ZURICH–UBS posted a smaller-than-expected quarterly profit as turmoil in financial markets hurt its investment banking and wealth management businesses, with analysts predicting the Swiss bank will see harsh conditions in the second half as well.
The Zurich-based bank launches a round in earnings for major European lenders. Analysts are looking out for indicators that a weaker economic environment, higher interest rates and war in Ukraine may be affecting their outlooks and operations.
UBS saw its net profit rise 5 percent to $2.1billion in the three-months ended June. That compared with $2.0 billion a year earlier and lagged expectations for a 19.8 percent rise to $2.4 billion, in a poll of 19 analysts compiled by the bank. The shares fell by as high as 6 percent.

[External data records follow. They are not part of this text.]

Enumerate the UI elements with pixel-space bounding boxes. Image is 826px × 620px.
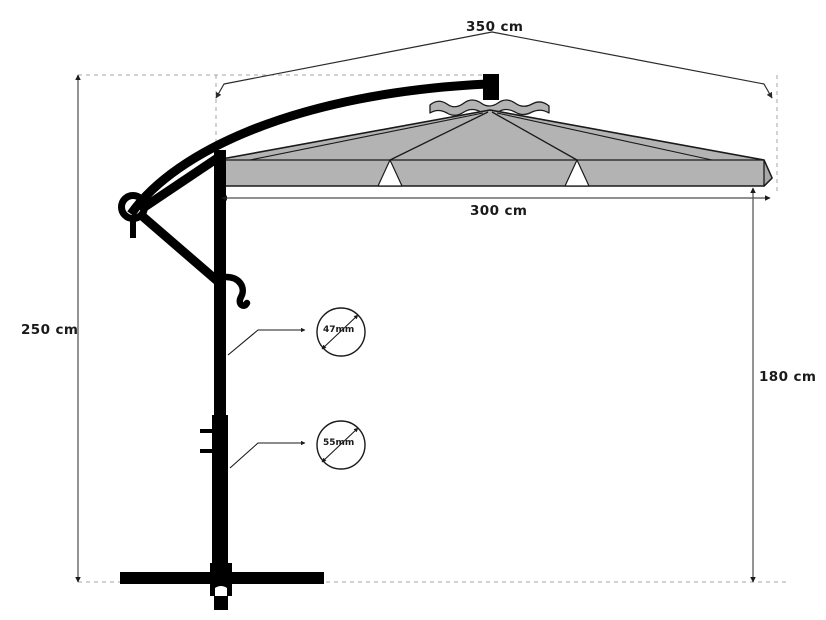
canopy-rib-left-outer — [249, 112, 484, 161]
callout-leader-lower — [229, 440, 306, 469]
pivot-pin — [130, 218, 136, 238]
dimension-label-total-height: 250 cm — [21, 322, 79, 338]
callout-lower-tube — [229, 420, 366, 470]
canopy — [215, 99, 773, 187]
callout-label-upper-tube: 47mm — [323, 325, 355, 335]
mast-top-cap — [483, 74, 499, 100]
callout-label-lower-tube: 55mm — [323, 438, 355, 448]
canopy-rib-left-inner — [389, 111, 489, 161]
dimension-label-clearance-height: 180 cm — [759, 369, 817, 385]
canopy-rib-right-inner — [491, 111, 578, 161]
dimension-canopy-width — [215, 31, 773, 99]
base-foot-notch — [215, 586, 227, 596]
base-foot — [214, 596, 228, 610]
frame — [118, 74, 499, 610]
canopy-right-corner — [763, 159, 773, 187]
dimension-label-canopy-width: 350 cm — [466, 19, 524, 35]
curved-arm — [127, 79, 488, 217]
brace-upper — [137, 151, 225, 214]
callout-leader-upper — [227, 327, 306, 356]
arm-curve — [127, 79, 488, 217]
canopy-rib-right-outer — [496, 112, 713, 161]
dimension-label-canopy-span: 300 cm — [470, 203, 528, 219]
canopy-vent — [429, 99, 550, 116]
crank-handle — [222, 273, 251, 309]
callout-diameter-arrow-upper — [321, 314, 359, 350]
valance-notch-right — [564, 159, 590, 187]
brace-lower — [138, 211, 225, 289]
callout-diameter-arrow-lower — [321, 427, 359, 463]
mast-lower-tube — [212, 415, 228, 565]
width-dimension-line — [215, 31, 773, 99]
callout-upper-tube — [227, 307, 366, 357]
canopy-body — [215, 109, 773, 187]
valance-notch-left — [377, 159, 403, 187]
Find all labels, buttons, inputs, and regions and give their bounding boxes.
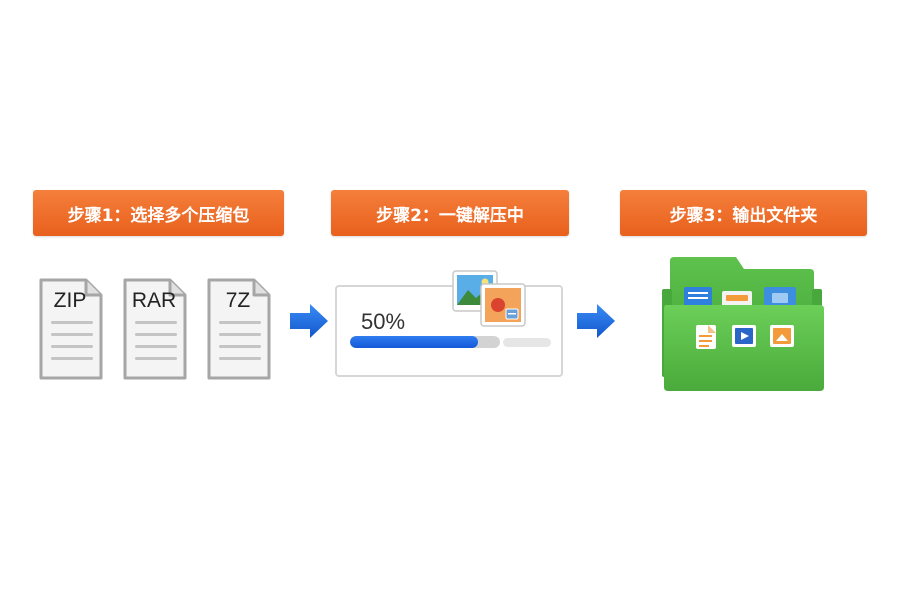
image-icon xyxy=(480,283,526,327)
step-2-label: 步骤2：一键解压中 xyxy=(376,205,524,226)
step-3-label: 步骤3：输出文件夹 xyxy=(669,205,818,226)
progress-bar-fill xyxy=(350,336,478,348)
archive-zip-label: ZIP xyxy=(53,289,87,312)
archive-zip[interactable]: ZIP xyxy=(38,277,108,381)
document-icon xyxy=(696,325,716,349)
document-icon xyxy=(123,278,187,380)
step-2-banner: 步骤2：一键解压中 xyxy=(331,190,569,236)
progress-percent: 50% xyxy=(361,309,406,334)
progress-bar-track xyxy=(350,336,500,348)
arrow-right-icon xyxy=(577,304,615,338)
archive-rar-label: RAR xyxy=(131,289,177,312)
document-icon xyxy=(39,278,103,380)
step-1-banner: 步骤1：选择多个压缩包 xyxy=(33,190,284,236)
document-icon xyxy=(207,278,271,380)
video-icon xyxy=(732,325,756,347)
step-1-label: 步骤1：选择多个压缩包 xyxy=(67,205,250,226)
step-3-banner: 步骤3：输出文件夹 xyxy=(620,190,867,236)
arrow-right-icon xyxy=(290,304,328,338)
archive-rar[interactable]: RAR xyxy=(122,277,192,381)
extraction-progress-card: 50% xyxy=(335,285,563,377)
folder-icon xyxy=(662,257,824,391)
archive-7z[interactable]: 7Z xyxy=(206,277,276,381)
progress-bar-secondary xyxy=(503,338,551,347)
archive-7z-label: 7Z xyxy=(225,289,251,312)
image-icon xyxy=(770,325,794,347)
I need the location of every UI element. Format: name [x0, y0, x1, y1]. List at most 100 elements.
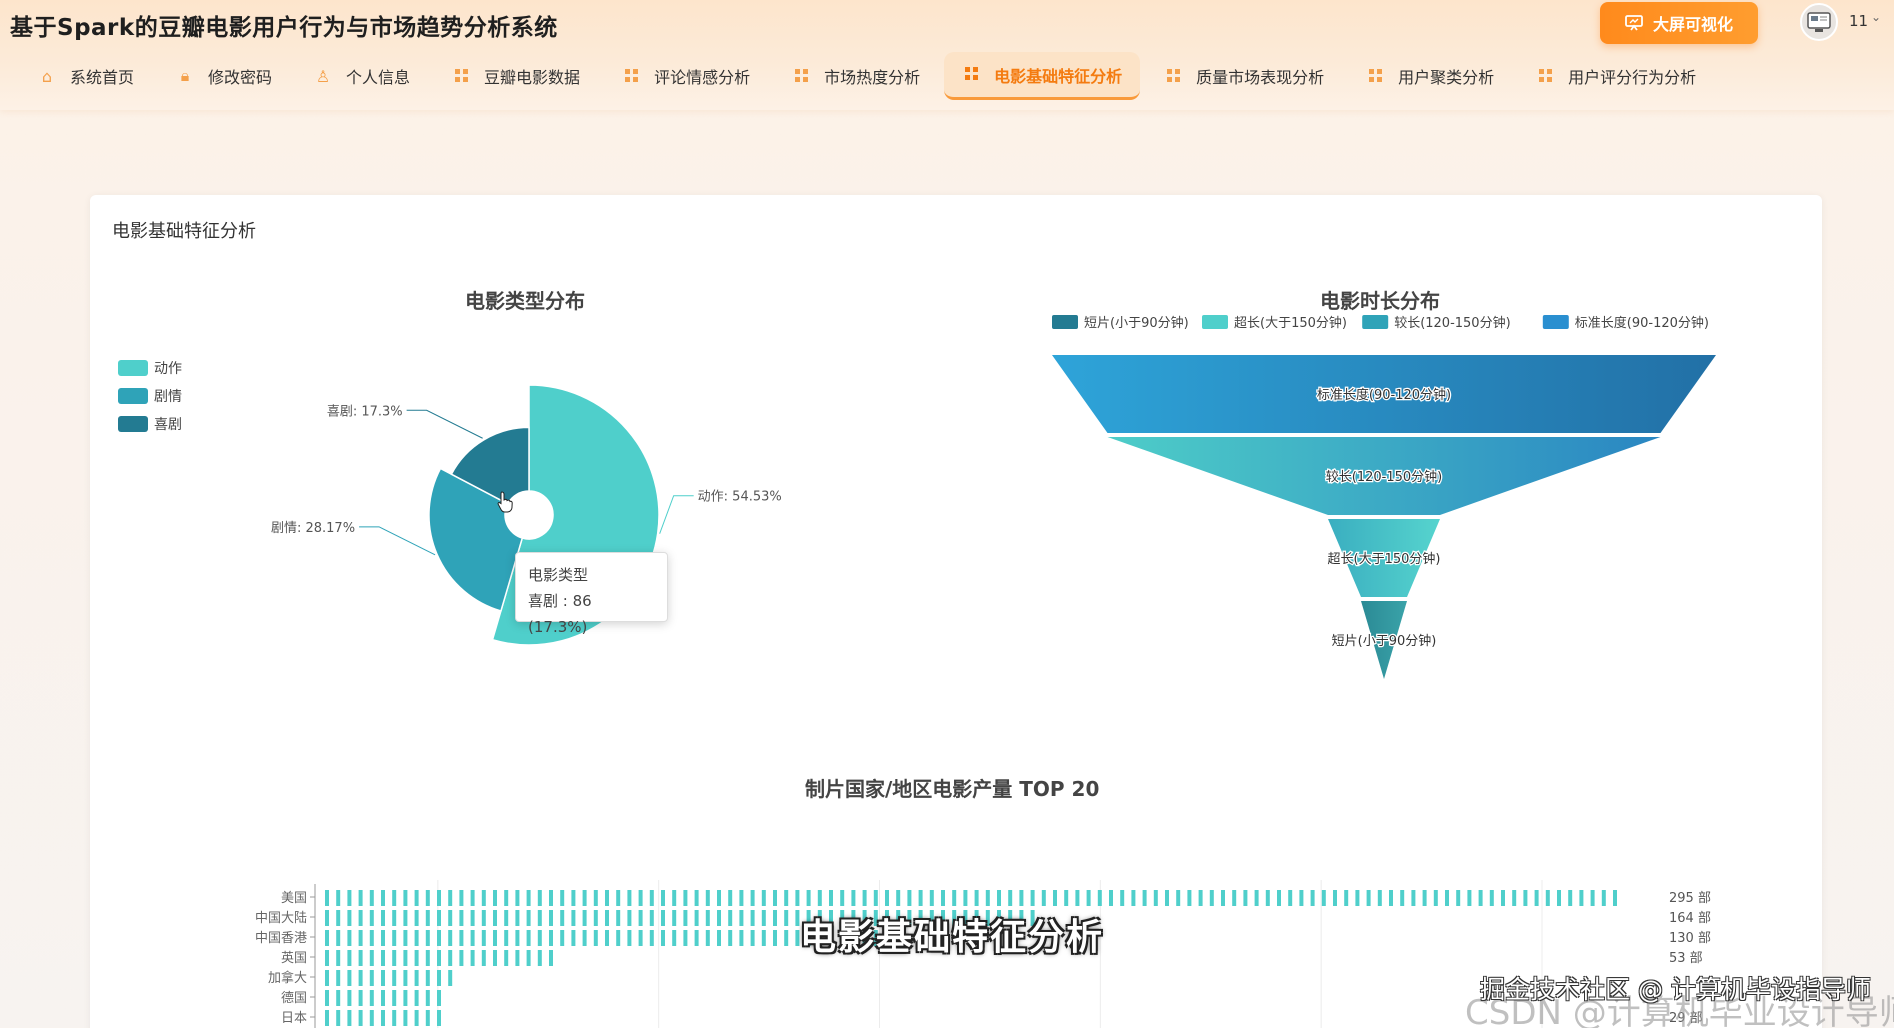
bar-value-label: 53 部 — [1669, 951, 1703, 966]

“The second quarter was one of the most challenging periods for investors in the last 10 years,” Chief Executive Ralph Hamers said in a statement. According to Hamers, the operating environment for the second half is “uncertain”.
UBS is performing well after U.S. competitors earned less overall during the quarter because of drops in dealmaking, and sales of investment products. Both Morgan Stanley and JPMorgan Chase & Co. reported more than halving of their investment banking revenue.
UBS earned more from Japan’s real estate joint venture than it lost. This one-off gain was worth over $800 millions.
UBS shares were 5 percent less in the early hours of Tuesday. They are down 6.6 percent so far this year, outperforming a 23 percent fall in a broad index of European banks.
ZKB analyst Michael Klien said in a note uncertainties in financial markets related to the war, high energy prices, and the COVID-19 pandemic “could also affect the level of customer activity” in the third quarter.
Clients Remain in the Sidelines
Its investment banking business saw revenue fall 14 percent to $2.1 billion from $2.5 billion a year ago. Analysts expected $2.3 billion.
Advisory revenue fell 30% and capital markets revenue fell 71%, both of which were partially due to lower initial public offerings.
The company’s wealth management division saw revenue of $4.7 billion. This is down from $4.8 million a year earlier and against expectations for $4.8.
UBS stated that the decline was due to lower transaction fees income and that Asian clients were particularly affected. Outflows in asset management totaled $12 billion, primarily in equities.
It stated that it will make the share buybacks previously mentioned in the coming months.
Analysts working with Jefferies stated in a note that they were shocked by the results. “Pretty much every division was missed.”
The bank indicated that wealth managers will remain cautious in light of geopolitical uncertainty and macroeconomic risks.
In an executive board reshuffle, UBS made Iqbal Khan the head of its global wealth management division.
In a hint of the challenges faced by financial firms, Julius Baer, a Swiss wealth manager said Monday that it will freeze hiring for positions other than relationship managers after lower costs and client activity caused a 26% drop in earnings.
UBS, a smaller rival cross-town bank, warned Wednesday of a possible second-quarter loss. On average, analysts expect that the bank will report a loss in the range of 60 U.S.cents per share.